Marc was the Sydenham C. Parsons Professor of sociology at Smith College, where he had taught since 1994. Prior to his arrival at Smith, Marc had taught in the Sociology Department at Clark University in Worcester from 1991-1994. At Smith, he served as Chair of the Department of Sociology at various points (from 2004-2007, 2008-2009, and 2015-2017).
Marc was a beloved professor to his students. His courses were always heavily enrolled and well-regarded by students. He taught courses on sociological theory, social movements, rock music, power, and politics. He was known to mark his lessons with deliberate gestures of quirkiness and comedy, to help students grasp difficult concepts and to be sure that they stayed wide awake. Marc worked particularly hard to help his students learn to write effectively and to develop their critical thinking and analytical skills. He kept in touch with countless students, mentoring them years after they had graduated from Smith.

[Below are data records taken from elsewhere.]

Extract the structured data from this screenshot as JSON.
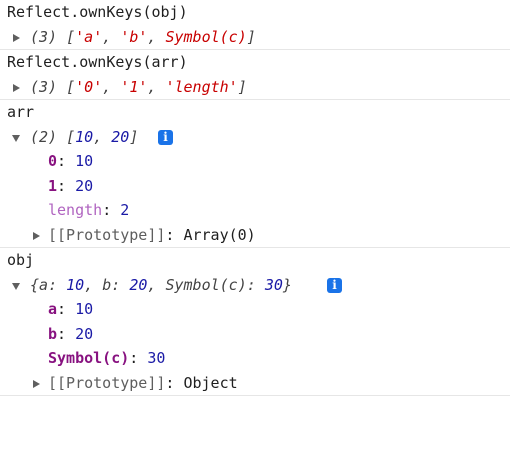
{
  "console": {
    "entries": [
      {
        "input": "Reflect.ownKeys(obj)",
        "result": {
          "count": "(3)",
          "open": "[",
          "items": [
            "'a'",
            "'b'",
            "Symbol(c)"
          ],
          "sep": ", ",
          "close": "]"
        }
      },
      {
        "input": "Reflect.ownKeys(arr)",
        "result": {
          "count": "(3)",
          "open": "[",
          "items": [
            "'0'",
            "'1'",
            "'length'"
          ],
          "sep": ", ",
          "close": "]"
        }
      },
      {
        "input": "arr",
        "result": {
          "count": "(2)",
          "open": "[",
          "items": [
            "10",
            "20"
          ],
          "sep": ", ",
          "close": "]",
          "properties": [
            {
              "key": "0",
              "colon": ":",
              "value": "10"
            },
            {
              "key": "1",
              "colon": ":",
              "value": "20"
            },
            {
              "key": "length",
              "colon": ":",
              "value": "2"
            }
          ],
          "prototype": {
            "key": "[[Prototype]]",
            "colon": ":",
            "value": "Array(0)"
          }
        }
      },
      {
        "input": "obj",
        "result": {
          "open": "{",
          "items": [
            {
              "key": "a",
              "colon": ": ",
              "value": "10"
            },
            {
              "key": "b",
              "colon": ": ",
              "value": "20"
            },
            {
              "key": "Symbol(c)",
              "colon": ": ",
              "value": "30"
            }
          ],
          "sep": ", ",
          "close": "}",
          "properties": [
            {
              "key": "a",
              "colon": ":",
              "value": "10"
            },
            {
              "key": "b",
              "colon": ":",
              "value": "20"
            },
            {
              "key": "Symbol(c)",
              "colon": ":",
              "value": "30"
            }
          ],
          "prototype": {
            "key": "[[Prototype]]",
            "colon": ":",
            "value": "Object"
          }
        }
      }
    ],
    "info_icon": "i"
  },
  "colors": {
    "string": "#c80000",
    "number": "#1a1aa6",
    "own_key": "#881280",
    "length_key": "#b064c0",
    "info_badge": "#1a73e8",
    "separator": "#e6e6e6"
  },
  "icons": [
    "expand-arrow-right-icon",
    "collapse-arrow-down-icon",
    "info-icon"
  ]
}
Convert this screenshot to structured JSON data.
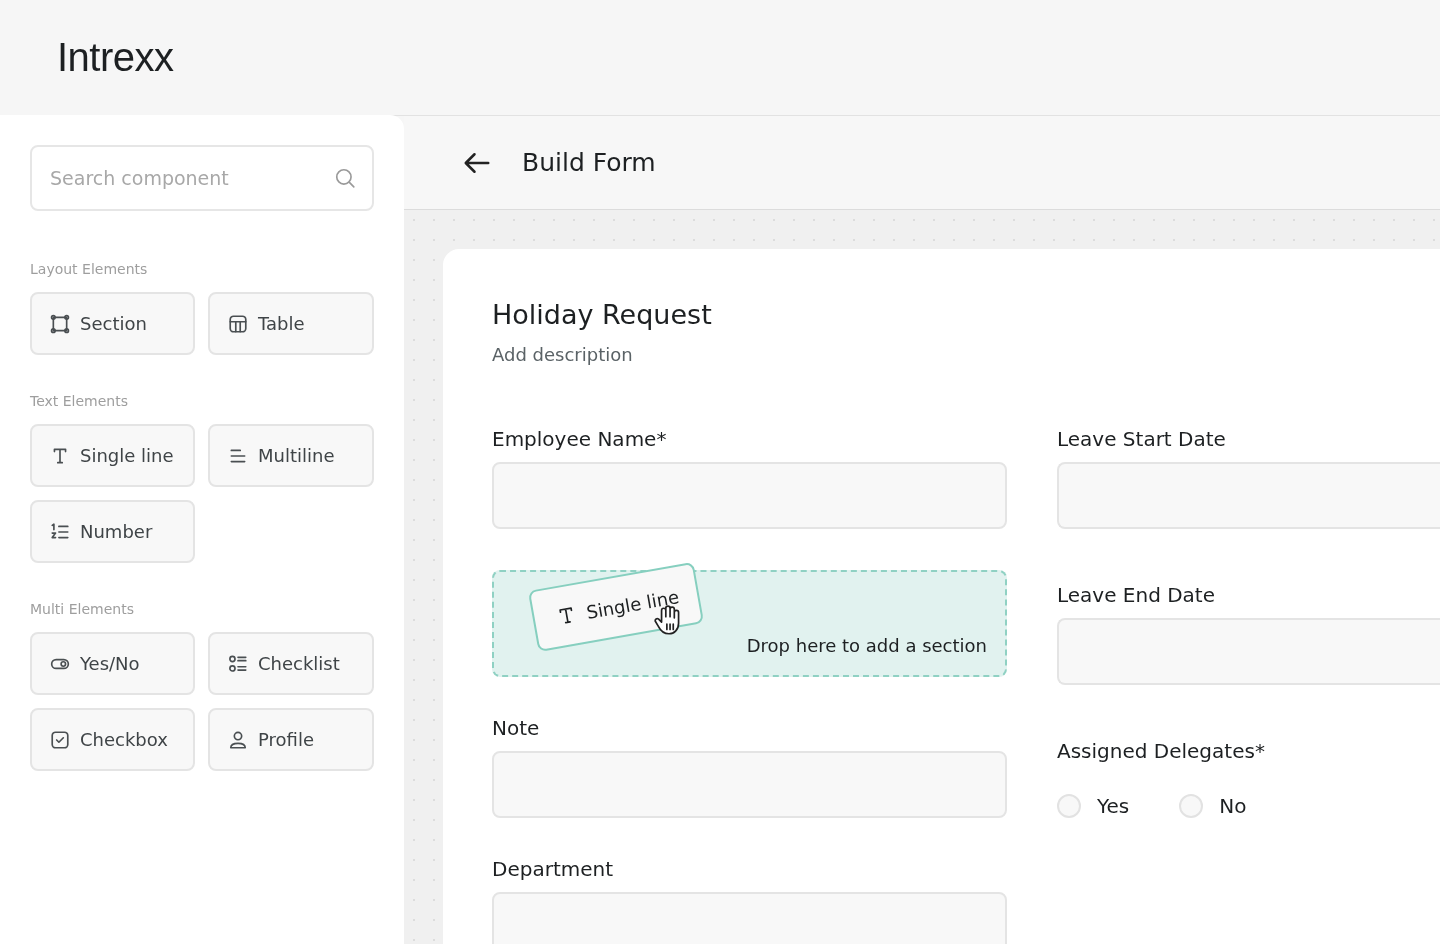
{
  "logo": {
    "text": "Intrexx"
  },
  "sidebar": {
    "search": {
      "placeholder": "Search component"
    },
    "groups": [
      {
        "title": "Layout Elements",
        "items": [
          {
            "label": "Section",
            "kind": "section"
          },
          {
            "label": "Table",
            "kind": "table"
          }
        ]
      },
      {
        "title": "Text Elements",
        "items": [
          {
            "label": "Single line",
            "kind": "text"
          },
          {
            "label": "Multiline",
            "kind": "multiline"
          },
          {
            "label": "Number",
            "kind": "number"
          }
        ]
      },
      {
        "title": "Multi Elements",
        "items": [
          {
            "label": "Yes/No",
            "kind": "toggle"
          },
          {
            "label": "Checklist",
            "kind": "checklist"
          },
          {
            "label": "Checkbox",
            "kind": "checkbox"
          },
          {
            "label": "Profile",
            "kind": "profile"
          }
        ]
      }
    ]
  },
  "header": {
    "title": "Build Form"
  },
  "form": {
    "title": "Holiday Request",
    "description": "Add description",
    "columns": [
      [
        {
          "kind": "input",
          "label": "Employee Name*"
        },
        {
          "kind": "dropzone",
          "label": "Drop here to add a section",
          "dragged": {
            "label": "Single line",
            "kind": "text"
          }
        },
        {
          "kind": "input",
          "label": "Note"
        },
        {
          "kind": "input",
          "label": "Department"
        }
      ],
      [
        {
          "kind": "input",
          "label": "Leave Start Date"
        },
        {
          "kind": "input",
          "label": "Leave End Date"
        },
        {
          "kind": "radio",
          "label": "Assigned Delegates*",
          "options": [
            {
              "label": "Yes",
              "selected": false
            },
            {
              "label": "No",
              "selected": false
            }
          ]
        }
      ]
    ]
  }
}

Marc was also a most helpful and thoughtful colleague to his peers. He read voraciously across a wide range of topics and routinely passed along notes of references to his colleagues when he came upon something he thought would be of interest to them.
Marc conducted painstaking historical research on work and workers in 19th Century England for his influential first two books, Fighting Words: Working-Class Formation, Collective Action, and Discourse in Early Nineteenth-Century England and England’s Great Transformation: Law, Labor and the Industrial Revolution, the first of which received the Zelizer Award for Best Book in Economic Sociology from the Economic Sociology Section of the American Sociological Association.
Marc’s most recent book, Beyond Betrayal: The Priest Sexual Abuse Crisis, The Voice of the Faithful and the Process of Collective Identity (co-authored with Patricia Ewick) will be published in the coming months. Based on extensive interviews with Church members, the book charts the development of a group of Catholics who, in the wake of the priest sexual abuse revelations, acted on their feelings of betrayal by redefining what the Catholic Church might become and, simultaneously, defined and redefined themselves.
In addition to his books, Marc was the author of over 25 articles, receiving major awards for two of them, while writing numerous essays and book reviews, appearing on scholarly panels, and giving many conference presentations over the course of his three-decade long career.
Marc is survived by his brother, Alan Steinberg, sister-in-law, Patty Mooney, nephew Jared Steinberg, and many close friends, including his close friend Sabina Knight.
In lieu of flowers, gifts can be made to establish a fund in memory of Marc Steinberg to support student research either by check to Smith College, 33 Elm Street, Northampton, MA 01060 (please write Marc’s name on the check) or online at www.smith.edu/giving (after selecting the amount, there is a prompt to enter the memorial name). Donations may also be sent to Friends of the Homeless: www.csoinc.org or Hospice of the Fisher Home: www.fisherhome.org, both of which were causes close to Marc’s heart.